Arnaud Régnier-Loilier
répond à nos questions à l’occasion de la parution de l’ouvrage « Parcours de familles », aux Éditions de l’Ined
Ce livre est le résultat de l’enquête Étude des relations familiales et intergénérationnelles (Érfi) conduite en trois temps, entre 2005 et 2011, et qui a donné lieu à un premier ouvrage en 2009, « Portraits de famille ». Arnaud Régnier-Loilier, chercheur à l’Ined et membre de l’unité de recherche « Fécondité, famille, sexualité », est spécialisé dans les comportements conjugaux et familiaux.
(Entretien réalisé en mars 2016)
Quel était l’objectif de l’enquête dont les résultats sont développés dans cette publication ?
L’enquête Étude des relations familiales et intergénérationnelles (Érfi, Ined-Insee, 2005-2011) est centrée sur la dynamique de construction de la famille.
Érfi est la déclinaison française de l’enquête Generations and Gender Survey (GGS) réalisée dans une vingtaine de pays, d’Europe principalement. L’objectif central du projet Génération et genre est de mieux appréhender les évolutions démographiques récentes communes à de nombreux pays (comme la baisse de la fécondité, la diversification des formes d’union, la complexification des parcours conjugaux, l’allongement de l’espérance de vie) et les enjeux qu’elles soulèvent (comme la diversité des formes familiales, les solidarités entre générations ou encore l’évolution du rôle des femmes et des hommes dans la société).
Pour répondre à ces objectifs, l’enquête a consisté à interroger des femmes et des hommes de 18 à 79 ans, et à les suivre pendant 6 ans.
Les personnes interrogées l’ont été à trois reprises, sur une période de six ans. Que cela a-t-il apporté à l’enquête ?
L’ouvrage collectif Portraits de familles paru en 2009 portait sur la première vague d’enquête (2005). Il proposait un état des lieux, telle une photographie instantanée, de la famille, des situations conjugales, de l’organisation domestique, du passage à l’âge adulte ou encore des relations entre générations. Par exemple, il ressortait que l’organisation domestique au sein des premières unions était plus inégalitaire que dans le cadre des deuxièmes unions ou « remises en couple ».

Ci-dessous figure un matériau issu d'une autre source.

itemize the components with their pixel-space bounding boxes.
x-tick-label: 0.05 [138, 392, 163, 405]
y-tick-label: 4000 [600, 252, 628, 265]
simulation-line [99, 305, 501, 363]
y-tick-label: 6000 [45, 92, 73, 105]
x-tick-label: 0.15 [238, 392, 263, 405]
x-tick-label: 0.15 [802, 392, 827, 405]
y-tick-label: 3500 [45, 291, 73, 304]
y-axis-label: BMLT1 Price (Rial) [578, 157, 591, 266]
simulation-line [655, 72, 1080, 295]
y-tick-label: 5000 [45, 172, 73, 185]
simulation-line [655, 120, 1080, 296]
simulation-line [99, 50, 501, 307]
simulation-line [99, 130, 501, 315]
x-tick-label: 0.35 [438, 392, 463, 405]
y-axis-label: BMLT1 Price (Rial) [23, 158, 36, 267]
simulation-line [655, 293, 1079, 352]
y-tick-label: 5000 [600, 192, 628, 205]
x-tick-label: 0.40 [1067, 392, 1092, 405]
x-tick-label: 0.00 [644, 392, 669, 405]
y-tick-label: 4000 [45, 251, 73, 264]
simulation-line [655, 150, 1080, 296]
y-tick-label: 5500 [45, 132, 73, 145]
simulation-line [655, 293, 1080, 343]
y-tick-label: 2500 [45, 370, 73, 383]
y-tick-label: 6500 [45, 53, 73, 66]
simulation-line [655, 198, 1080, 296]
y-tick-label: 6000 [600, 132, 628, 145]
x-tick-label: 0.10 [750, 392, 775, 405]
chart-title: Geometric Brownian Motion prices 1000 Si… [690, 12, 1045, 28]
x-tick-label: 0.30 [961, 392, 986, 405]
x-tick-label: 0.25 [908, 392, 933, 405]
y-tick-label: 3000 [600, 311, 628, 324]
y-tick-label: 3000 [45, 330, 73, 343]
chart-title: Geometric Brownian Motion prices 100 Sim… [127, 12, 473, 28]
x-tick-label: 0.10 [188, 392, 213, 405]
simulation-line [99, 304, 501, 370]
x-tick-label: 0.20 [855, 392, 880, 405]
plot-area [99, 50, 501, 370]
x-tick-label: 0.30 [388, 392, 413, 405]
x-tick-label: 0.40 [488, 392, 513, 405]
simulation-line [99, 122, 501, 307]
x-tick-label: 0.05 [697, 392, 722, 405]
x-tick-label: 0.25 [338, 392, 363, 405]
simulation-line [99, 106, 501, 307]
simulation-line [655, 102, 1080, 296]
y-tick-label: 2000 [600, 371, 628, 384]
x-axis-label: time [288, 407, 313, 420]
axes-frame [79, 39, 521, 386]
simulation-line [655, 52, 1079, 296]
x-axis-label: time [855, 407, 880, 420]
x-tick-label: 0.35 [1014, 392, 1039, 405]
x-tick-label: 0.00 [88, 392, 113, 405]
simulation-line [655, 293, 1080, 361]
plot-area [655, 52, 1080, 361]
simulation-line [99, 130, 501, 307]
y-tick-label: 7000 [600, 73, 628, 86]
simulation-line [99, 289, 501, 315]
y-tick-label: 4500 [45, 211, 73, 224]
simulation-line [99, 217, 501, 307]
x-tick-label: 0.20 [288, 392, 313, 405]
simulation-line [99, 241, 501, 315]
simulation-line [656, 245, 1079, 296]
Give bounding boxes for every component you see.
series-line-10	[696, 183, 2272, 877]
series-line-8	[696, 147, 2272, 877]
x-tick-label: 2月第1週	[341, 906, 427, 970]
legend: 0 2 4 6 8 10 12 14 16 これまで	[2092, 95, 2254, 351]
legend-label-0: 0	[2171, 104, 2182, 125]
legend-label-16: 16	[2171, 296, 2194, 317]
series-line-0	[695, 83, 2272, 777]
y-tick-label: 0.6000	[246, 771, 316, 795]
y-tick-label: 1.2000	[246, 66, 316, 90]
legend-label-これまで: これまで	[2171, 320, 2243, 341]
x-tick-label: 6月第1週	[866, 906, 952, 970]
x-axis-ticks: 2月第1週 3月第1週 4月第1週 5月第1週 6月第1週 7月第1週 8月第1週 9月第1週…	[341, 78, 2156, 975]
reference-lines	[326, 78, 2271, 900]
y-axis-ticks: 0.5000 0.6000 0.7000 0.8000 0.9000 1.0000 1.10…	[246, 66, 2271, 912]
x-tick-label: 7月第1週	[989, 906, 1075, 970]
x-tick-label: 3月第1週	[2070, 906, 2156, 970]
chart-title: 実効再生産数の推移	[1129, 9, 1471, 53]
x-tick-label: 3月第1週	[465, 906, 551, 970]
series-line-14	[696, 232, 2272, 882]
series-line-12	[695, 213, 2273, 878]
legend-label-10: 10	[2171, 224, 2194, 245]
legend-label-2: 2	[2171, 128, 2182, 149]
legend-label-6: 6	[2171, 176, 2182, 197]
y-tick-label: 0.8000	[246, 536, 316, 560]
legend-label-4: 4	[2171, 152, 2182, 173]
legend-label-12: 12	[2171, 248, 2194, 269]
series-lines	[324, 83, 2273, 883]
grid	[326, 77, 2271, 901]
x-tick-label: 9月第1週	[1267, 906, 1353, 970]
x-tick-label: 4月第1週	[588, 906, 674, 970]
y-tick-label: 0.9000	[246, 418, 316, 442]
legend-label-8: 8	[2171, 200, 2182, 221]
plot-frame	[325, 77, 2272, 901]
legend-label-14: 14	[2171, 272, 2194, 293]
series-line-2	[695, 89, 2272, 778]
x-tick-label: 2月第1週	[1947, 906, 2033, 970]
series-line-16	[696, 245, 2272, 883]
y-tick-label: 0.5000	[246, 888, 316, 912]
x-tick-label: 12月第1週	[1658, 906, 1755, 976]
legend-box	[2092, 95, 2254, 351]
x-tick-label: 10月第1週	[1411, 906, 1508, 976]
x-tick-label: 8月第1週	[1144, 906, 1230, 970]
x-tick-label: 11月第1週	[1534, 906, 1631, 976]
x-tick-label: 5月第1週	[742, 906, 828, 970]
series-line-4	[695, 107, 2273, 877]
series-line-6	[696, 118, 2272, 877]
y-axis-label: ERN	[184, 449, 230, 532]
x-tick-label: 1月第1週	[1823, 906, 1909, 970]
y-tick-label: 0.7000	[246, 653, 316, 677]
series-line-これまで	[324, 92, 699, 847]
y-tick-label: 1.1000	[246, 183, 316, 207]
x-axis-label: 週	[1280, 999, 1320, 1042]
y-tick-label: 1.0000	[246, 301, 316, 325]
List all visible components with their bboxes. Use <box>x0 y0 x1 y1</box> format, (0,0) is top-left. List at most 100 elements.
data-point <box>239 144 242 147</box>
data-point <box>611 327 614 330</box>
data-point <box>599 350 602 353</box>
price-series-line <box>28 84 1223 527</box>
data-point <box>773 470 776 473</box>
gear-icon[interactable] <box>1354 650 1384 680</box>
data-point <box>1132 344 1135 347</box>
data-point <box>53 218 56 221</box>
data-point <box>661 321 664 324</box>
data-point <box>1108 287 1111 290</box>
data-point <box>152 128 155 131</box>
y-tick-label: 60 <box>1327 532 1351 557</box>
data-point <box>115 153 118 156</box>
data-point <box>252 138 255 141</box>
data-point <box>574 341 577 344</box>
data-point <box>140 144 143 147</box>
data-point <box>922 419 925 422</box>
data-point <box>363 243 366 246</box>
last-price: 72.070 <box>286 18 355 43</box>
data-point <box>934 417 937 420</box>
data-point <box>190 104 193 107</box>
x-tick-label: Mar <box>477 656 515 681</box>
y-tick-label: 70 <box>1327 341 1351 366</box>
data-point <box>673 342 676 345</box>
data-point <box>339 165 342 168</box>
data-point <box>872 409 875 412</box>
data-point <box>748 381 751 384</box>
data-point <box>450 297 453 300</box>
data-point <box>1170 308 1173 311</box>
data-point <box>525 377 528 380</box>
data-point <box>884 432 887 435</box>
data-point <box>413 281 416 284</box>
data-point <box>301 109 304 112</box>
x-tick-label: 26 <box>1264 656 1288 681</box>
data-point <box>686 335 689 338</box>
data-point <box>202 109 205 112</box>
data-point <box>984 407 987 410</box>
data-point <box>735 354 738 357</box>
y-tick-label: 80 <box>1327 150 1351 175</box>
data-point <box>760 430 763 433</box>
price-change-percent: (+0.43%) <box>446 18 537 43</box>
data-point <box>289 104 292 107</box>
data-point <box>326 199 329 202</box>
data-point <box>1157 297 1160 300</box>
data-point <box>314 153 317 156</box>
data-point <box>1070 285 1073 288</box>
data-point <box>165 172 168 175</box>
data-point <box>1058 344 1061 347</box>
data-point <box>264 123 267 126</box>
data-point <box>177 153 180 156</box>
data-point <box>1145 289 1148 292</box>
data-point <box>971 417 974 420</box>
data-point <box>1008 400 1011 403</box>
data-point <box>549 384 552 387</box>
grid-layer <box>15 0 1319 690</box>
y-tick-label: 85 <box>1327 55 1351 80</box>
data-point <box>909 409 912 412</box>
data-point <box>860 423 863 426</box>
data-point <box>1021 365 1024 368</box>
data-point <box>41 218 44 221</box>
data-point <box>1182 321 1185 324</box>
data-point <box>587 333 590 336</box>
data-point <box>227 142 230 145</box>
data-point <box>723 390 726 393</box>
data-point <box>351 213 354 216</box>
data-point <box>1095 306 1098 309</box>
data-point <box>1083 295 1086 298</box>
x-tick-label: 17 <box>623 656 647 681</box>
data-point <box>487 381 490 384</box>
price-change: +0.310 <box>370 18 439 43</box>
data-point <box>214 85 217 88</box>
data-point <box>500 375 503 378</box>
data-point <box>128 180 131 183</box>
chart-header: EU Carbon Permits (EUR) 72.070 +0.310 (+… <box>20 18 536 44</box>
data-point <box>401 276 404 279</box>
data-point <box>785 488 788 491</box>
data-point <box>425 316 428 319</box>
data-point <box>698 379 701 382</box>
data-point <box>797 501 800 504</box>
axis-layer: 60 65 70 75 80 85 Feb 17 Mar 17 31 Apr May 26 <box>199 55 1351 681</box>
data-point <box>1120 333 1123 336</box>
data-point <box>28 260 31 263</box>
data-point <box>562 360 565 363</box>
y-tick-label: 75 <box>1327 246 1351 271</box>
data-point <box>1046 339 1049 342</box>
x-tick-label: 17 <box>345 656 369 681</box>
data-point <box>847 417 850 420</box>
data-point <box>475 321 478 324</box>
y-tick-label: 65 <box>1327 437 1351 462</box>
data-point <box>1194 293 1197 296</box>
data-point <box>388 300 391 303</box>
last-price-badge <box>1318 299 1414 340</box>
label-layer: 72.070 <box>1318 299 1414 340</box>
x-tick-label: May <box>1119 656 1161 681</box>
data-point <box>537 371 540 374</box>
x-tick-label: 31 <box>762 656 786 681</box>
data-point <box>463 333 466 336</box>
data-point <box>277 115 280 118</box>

L’interrogation successive des mêmes personnes, dont les résultats sont présentés dans Parcours de familles, permet d’appréhender les comportements familiaux et de fécondité comme des processus qui interagissent entre eux et en lien avec d’autres éléments du parcours de vie des personnes. Il s’agit, d’une part, d’étudier la manière dont les comportements démographiques se déterminent au niveau individuel et, d’autre part, d’évaluer certaines de leurs conséquences.
Y a-t-il un ou des événements clés qui marquent le parcours des personnes interrogées ?
Dans une dimension prospective, la confrontation des projets exprimés (le souhait d’avoir un enfant, par exemple) avec leur réalisation dans les années qui suivent (avoir eu ou non un enfant), mise en regard avec les parcours individuels (professionnel, conjugaux, par exemple), permet de mieux comprendre les comportements et de repérer certains obstacles qui peuvent contrarier les projets. On observe par exemple que le fait d’avoir vécu une période de chômage retarde l’arrivée du premier enfant.
L’enquête permet en outre de mettre en avant certains changements qui accompagnent les événements familiaux. La naissance d’un enfant a par exemple des conséquences sur l’organisation domestique et sur l’activité professionnelle, en particulier pour les femmes. L’arrivée d’un enfant active en outre l’entraide intergénérationnelle, les parents venant parfois en soutien pour la garde de leurs petits-enfants ou la réalisation de tâches domestiques.
L’enquête montre également comment le passage à la retraite est empreint d’incertitudes et bousculé par l’évolution rapide des dispositifs, certaines personnes anticipant leur départ tandis que d’autres le retardent.
La publication de cet ouvrage marque-t-elle la fin du projet ?
L’enquête Érfi a été réalisée entre 2005 et 2011. Les temps de la recherche sont longs et la publication de cet ouvrage n’est qu’une première étape dans le « parcours de vie » de l’enquête. De nombreux prolongements sont attendus. En premier lieu, bien d’autres études vont être conduites à partir d’Érfi, de par la richesse du questionnaire. Des pans entiers de l’enquête restent en effet à explorer. En second lieu, l’enquête s’inscrit dans un programme international et des comparaisons avec d’autres pays vont être menées. Cela permettra de prendre en compte une dimension supplémentaire dans l’étude des dynamiques familiales : celle des contextes nationaux et des politiques publiques.